What is the measure to the nearest degree of the smallest angle in a triangle whose vertices are R(3, 3), S(-2, 3), and T(-2, -3)?
47º
40º
49º
51º
I calculated and got 50 but it's not an option. 49?
Nevermind, I tried a different angle and got 40.
To find the measure of the smallest angle in a triangle, we need to find the lengths of its sides or the coordinates of its vertices. In this case, we have the coordinates of the vertices: R(3, 3), S(-2, 3), and T(-2, -3).
To calculate the lengths of the sides, we can use the distance formula, which states that the distance between two points (x1, y1) and (x2, y2) is given by:
d = √[(x2 - x1)^2 + (y2 - y1)^2]
Calculating the lengths of the sides RS, RT, and ST:
RS = √[(-2 - 3)^2 + (3 - 3)^2] = √[5^2 + 0^2] = √25 = 5
RT = √[(-2 - 3)^2 + (-3 - 3)^2] = √[5^2 + (-6)^2] = √[25 + 36] = √61 ≈ 7.81
ST = √[(3 - (-2))^2 + (3 - (-3))^2] = √[5^2 + 6^2] = √[25 + 36] = √61 ≈ 7.81
Now, to find the measure of the smallest angle, we can use the Law of Cosines:
cos(A) = (b² + c² - a²) / (2bc)
where A is the angle opposite side a, b is the side opposite angle B, and c is the side opposite angle C.

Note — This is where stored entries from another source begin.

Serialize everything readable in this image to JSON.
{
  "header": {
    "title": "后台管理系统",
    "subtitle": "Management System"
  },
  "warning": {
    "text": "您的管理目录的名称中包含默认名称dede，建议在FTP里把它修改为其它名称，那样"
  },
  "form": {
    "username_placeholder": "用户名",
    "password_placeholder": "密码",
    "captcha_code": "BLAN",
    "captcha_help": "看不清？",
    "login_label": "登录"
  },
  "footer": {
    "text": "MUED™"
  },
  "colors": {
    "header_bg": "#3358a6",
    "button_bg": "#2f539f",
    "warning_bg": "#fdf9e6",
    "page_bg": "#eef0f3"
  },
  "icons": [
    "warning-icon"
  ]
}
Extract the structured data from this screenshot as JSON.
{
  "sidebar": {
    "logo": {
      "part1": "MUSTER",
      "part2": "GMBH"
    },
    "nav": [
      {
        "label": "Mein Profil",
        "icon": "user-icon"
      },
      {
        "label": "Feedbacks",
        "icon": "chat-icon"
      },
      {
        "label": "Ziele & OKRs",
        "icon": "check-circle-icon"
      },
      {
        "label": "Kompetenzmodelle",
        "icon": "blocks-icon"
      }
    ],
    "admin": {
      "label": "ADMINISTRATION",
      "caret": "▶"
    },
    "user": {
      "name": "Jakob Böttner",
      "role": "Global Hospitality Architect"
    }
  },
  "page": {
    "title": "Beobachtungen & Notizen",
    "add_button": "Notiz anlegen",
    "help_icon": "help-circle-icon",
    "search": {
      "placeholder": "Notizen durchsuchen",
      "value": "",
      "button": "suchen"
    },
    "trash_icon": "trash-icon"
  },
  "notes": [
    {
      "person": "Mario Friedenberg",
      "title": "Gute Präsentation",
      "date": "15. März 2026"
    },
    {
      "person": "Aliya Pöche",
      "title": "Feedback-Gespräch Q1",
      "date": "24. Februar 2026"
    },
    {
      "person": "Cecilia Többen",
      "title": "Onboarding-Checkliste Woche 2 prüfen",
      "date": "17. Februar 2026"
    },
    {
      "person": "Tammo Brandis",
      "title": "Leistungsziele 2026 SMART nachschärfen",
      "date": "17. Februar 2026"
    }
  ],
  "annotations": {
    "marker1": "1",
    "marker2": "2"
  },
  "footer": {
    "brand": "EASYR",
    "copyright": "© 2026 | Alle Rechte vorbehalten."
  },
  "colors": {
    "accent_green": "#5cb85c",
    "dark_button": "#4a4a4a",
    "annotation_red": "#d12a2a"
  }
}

In this case, since we want the smallest angle, we will find the angle opposite the shortest side, RS:
cos(A) = (RT² + ST² - RS²) / (2RT * ST)
cos(A) = (7.81² + 7.81² - 5²) / (2 * 7.81 * 7.81)

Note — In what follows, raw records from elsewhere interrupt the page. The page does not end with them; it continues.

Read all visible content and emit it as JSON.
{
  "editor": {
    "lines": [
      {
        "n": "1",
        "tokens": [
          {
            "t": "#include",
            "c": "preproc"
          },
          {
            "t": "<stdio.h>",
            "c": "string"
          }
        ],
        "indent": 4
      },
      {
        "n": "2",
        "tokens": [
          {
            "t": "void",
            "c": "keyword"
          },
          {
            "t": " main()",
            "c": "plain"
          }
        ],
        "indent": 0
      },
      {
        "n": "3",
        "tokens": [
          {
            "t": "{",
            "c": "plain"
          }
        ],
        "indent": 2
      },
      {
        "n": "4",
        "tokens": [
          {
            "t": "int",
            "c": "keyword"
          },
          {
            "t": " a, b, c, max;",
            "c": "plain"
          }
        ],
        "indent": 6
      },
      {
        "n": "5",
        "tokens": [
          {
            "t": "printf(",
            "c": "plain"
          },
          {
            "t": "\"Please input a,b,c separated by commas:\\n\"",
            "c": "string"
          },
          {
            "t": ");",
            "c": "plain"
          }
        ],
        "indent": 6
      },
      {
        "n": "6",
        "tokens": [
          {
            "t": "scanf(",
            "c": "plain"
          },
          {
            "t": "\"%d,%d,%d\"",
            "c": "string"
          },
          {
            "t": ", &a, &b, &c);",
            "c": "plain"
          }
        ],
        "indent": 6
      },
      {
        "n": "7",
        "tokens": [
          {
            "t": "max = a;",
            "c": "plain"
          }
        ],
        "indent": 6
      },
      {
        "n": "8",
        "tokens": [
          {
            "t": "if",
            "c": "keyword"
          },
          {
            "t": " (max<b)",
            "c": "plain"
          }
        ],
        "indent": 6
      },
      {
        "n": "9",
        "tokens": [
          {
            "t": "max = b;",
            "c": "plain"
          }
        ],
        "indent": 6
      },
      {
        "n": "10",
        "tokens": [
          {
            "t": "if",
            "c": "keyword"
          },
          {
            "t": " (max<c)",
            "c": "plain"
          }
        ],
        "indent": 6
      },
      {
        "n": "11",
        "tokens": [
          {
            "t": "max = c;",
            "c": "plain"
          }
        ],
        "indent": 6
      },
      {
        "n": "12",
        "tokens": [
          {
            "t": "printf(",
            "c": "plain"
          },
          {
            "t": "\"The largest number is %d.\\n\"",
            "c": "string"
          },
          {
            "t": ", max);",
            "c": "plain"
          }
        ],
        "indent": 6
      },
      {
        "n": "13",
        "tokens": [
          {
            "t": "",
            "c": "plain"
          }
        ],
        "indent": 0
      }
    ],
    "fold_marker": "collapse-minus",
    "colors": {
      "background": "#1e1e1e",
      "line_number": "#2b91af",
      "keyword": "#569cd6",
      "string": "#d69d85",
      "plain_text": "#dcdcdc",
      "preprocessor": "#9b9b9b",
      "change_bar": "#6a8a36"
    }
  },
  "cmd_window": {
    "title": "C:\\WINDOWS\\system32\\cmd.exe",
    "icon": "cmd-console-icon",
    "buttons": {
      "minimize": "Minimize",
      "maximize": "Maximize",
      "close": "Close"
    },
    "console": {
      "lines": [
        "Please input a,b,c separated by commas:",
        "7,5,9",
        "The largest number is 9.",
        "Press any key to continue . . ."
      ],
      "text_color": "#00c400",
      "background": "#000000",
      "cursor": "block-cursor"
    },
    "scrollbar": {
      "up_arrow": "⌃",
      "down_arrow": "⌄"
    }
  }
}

cos(A) = (61 + 61 - 25) / (122.02)
cos(A) = 97 / 122.02
cos(A) ≈ 0.7943
To find the measure of angle A, we can take the inverse cosine (also known as arccosine) of the cosine value:
A ≈ arccos(0.7943)
A ≈ 38.7801º
Therefore, the smallest angle in the triangle is approximately 38.7801º. Since none of the provided options match this value, none of the given options are correct.